A strange choice that was made in GB 2016 was to have the movie itself make fun of Ghostbusters at every turn. From killing off Bill Murray as a punchline, to the main characters making fun of the old equipment constantly, the movie had a mocking tone to Ghostbusters fans. It really works in something like 21 Jump Street, where the original product was understood as a corny educational show, but it doesn't when you're going from a comedic action movie with some horror elements to a comedic action movie with some horror elements (except now, you're making fun of the original).
Really a bad decision there, I think.
I think (probably through no fault of your own) you are REALLY misreading those things. They aren't making fun of any GB fans, everyone who worked on the movie were massive fans themselves and most felt it was something of an honor to be in a Ghostbusters movie. Bill Murray didn't get killed off, they cut the scene but he's actually still alive and wrote the intro to the in-canon book that came out along with the movie.
As for making fun of the old tech I have NO idea where you're getting that from. They made Holtzman out to be a total crackpot inventor, so she's obviously going to constantly be improving on her own work. Like building the Proton Packs is literally a story thread through the movie, from something so large and heavy it had to be pushed around on a trolly and grounded by the user to things that were able to be worn on a person's back and, in certain cases, even usable without backpacks. There's nothing there making fun of the old gear. One of the aspect of Answer the Call I actually really appreciated was that it took place over a much shorter period of time than the original so you actually got a sense of the team coming together and working together to become "Ghostbusters". The only part that I felt was undercooked was that they just suddenly had the Ecto-1 when so much was put into the evolution of their other gear.
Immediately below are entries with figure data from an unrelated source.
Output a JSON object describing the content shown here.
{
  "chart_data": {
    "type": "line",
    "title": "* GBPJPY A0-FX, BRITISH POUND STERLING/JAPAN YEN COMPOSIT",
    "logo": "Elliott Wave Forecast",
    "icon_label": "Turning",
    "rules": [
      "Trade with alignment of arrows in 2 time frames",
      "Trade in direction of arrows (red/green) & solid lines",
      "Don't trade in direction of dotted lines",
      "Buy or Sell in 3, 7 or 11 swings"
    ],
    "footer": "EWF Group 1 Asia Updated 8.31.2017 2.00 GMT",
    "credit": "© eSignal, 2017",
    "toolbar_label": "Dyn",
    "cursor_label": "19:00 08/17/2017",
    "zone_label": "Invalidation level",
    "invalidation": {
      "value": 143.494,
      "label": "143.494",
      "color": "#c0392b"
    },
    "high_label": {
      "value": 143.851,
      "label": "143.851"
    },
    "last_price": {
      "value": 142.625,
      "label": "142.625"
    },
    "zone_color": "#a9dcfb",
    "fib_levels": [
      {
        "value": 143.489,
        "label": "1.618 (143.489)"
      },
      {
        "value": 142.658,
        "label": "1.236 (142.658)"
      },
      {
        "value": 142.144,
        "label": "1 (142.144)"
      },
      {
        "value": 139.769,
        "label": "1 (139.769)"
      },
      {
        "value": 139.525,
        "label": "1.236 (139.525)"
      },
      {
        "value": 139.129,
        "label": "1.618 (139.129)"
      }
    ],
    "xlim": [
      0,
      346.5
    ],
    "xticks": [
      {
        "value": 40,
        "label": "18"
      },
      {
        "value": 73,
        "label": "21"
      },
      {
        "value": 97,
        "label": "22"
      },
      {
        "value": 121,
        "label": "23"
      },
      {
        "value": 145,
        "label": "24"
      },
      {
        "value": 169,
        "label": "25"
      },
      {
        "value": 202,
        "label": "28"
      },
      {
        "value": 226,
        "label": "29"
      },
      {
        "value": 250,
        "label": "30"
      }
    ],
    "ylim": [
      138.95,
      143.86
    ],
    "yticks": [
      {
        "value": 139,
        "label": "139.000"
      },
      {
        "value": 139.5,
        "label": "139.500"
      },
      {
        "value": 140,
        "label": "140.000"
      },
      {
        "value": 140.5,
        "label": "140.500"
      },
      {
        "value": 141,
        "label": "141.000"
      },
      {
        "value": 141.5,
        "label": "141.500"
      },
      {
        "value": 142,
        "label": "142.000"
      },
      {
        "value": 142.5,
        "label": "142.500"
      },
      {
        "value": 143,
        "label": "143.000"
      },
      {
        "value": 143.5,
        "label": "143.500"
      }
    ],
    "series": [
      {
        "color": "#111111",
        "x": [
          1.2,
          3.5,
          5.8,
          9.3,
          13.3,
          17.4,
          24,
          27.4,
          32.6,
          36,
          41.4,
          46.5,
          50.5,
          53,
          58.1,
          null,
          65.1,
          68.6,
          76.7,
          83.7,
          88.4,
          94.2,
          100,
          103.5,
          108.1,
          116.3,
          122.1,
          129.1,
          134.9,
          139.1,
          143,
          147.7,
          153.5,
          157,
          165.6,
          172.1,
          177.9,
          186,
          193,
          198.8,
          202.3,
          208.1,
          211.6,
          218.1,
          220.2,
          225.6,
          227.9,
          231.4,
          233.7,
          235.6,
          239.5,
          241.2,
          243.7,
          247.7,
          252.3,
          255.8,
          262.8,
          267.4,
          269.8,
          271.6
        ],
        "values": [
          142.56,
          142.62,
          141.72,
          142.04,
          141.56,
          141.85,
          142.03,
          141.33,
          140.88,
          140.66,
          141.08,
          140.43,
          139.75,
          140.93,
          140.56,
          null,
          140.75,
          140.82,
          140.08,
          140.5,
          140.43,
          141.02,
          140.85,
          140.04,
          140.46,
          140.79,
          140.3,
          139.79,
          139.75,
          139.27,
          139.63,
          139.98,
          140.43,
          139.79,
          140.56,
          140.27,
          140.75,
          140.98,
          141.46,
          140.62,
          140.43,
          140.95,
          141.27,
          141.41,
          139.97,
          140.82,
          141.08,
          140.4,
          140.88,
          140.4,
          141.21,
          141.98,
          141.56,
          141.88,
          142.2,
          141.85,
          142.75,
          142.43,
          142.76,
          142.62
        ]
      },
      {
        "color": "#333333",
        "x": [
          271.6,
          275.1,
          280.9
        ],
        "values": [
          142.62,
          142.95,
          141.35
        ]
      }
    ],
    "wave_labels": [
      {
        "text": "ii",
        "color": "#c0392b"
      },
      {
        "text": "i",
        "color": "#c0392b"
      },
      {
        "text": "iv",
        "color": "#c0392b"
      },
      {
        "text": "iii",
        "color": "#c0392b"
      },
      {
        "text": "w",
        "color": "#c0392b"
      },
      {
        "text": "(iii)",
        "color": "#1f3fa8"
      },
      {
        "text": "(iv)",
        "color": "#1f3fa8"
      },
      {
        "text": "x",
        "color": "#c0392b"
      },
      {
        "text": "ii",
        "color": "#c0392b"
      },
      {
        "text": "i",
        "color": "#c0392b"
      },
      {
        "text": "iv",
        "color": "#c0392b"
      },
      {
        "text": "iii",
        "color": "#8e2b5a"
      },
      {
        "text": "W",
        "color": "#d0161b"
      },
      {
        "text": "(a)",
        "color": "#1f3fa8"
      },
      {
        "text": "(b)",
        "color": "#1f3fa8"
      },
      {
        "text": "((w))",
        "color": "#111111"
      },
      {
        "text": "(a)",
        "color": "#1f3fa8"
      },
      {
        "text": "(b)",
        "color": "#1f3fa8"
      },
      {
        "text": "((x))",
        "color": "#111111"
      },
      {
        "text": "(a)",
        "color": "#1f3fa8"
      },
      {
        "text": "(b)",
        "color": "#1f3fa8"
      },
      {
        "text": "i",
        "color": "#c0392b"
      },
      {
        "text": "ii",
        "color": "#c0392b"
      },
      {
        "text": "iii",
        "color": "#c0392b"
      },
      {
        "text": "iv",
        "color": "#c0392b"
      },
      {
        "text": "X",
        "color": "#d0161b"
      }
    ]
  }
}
The what with the who now?
The original four Ghostbusters?
For a LOT of people, Ghostbusters = Peter, Ray, Egon, Winston, and those characters are synonymous with their actors. Like in the brains of many, if those people are not involved, even as cartoon characters, then it's just not Ghostbusters. Ghostbusters can only be Ghostbusters if it includes those characters.
The thing is, as a concept, Ghostbusters is perfectly capable of existing outside of those four characters. There is so much they could mine the concept for by expanding the team or, in this case, just starting over with a new team.
A reboot with Peter/Ray/Winston/Egon would have been met with so much scrutiny and anger from the weight of the characters new actors would be filling the shoes of. How the fuck can they recast Peter Venkman? Who would even want to try and play that part, to have to follow Bill Murray as that character? The obvious answer is to, if you're keeping it in continuity with the old movies, bring in new Ghostbusters and eventually pass the torch to them and franchise out the Ghostbusters to be a nation- and eventually world-wide organization, which is actually what Dan Aykroyd planned to do with Ghostbusters 3, 4, 5, and 6 (yes, he had plans for 6 GB movies).
They went with another option, which was just to start over completely. They used the framework of the original GB story and made their own story inside it with a new team. And now Ghostbusters isn't JUST Peter/Ray/Egon/Winston, it's them AND Patty/Holtzman/Abby/Erin. Love it or hate it. So now that they've essentially "freed" the actual concept of Ghostbusters - a group of people who come together to hunt, capture, and research ghosts - from being forever tied explicitly to those four characters (and actors) they can do so much more with the property than they ever could before. There is literally no reason at all, in-universe, for there to only be one group of four people on the entire planet who come up with the idea of how to hunt and capture ghosts and that's a concept that should (and has, in the EXCELLENT comics from IDW) be explored. One of the reasons I love GB so much is because as a concept it has so much potential for imagination and creativity. Every culture around the world has their own ghost stories, their own way of "dealing" with them. Who's to say that a group of Ghostbusters in Japan would be fighting the same kinds of ghosts with the same equipment that a group in Scoland, or Chile, or Russia were? Even just within the USA itself there's so many types of ghost stories and superstitions and urban legends across the country, why keep it locked to four guys in New York?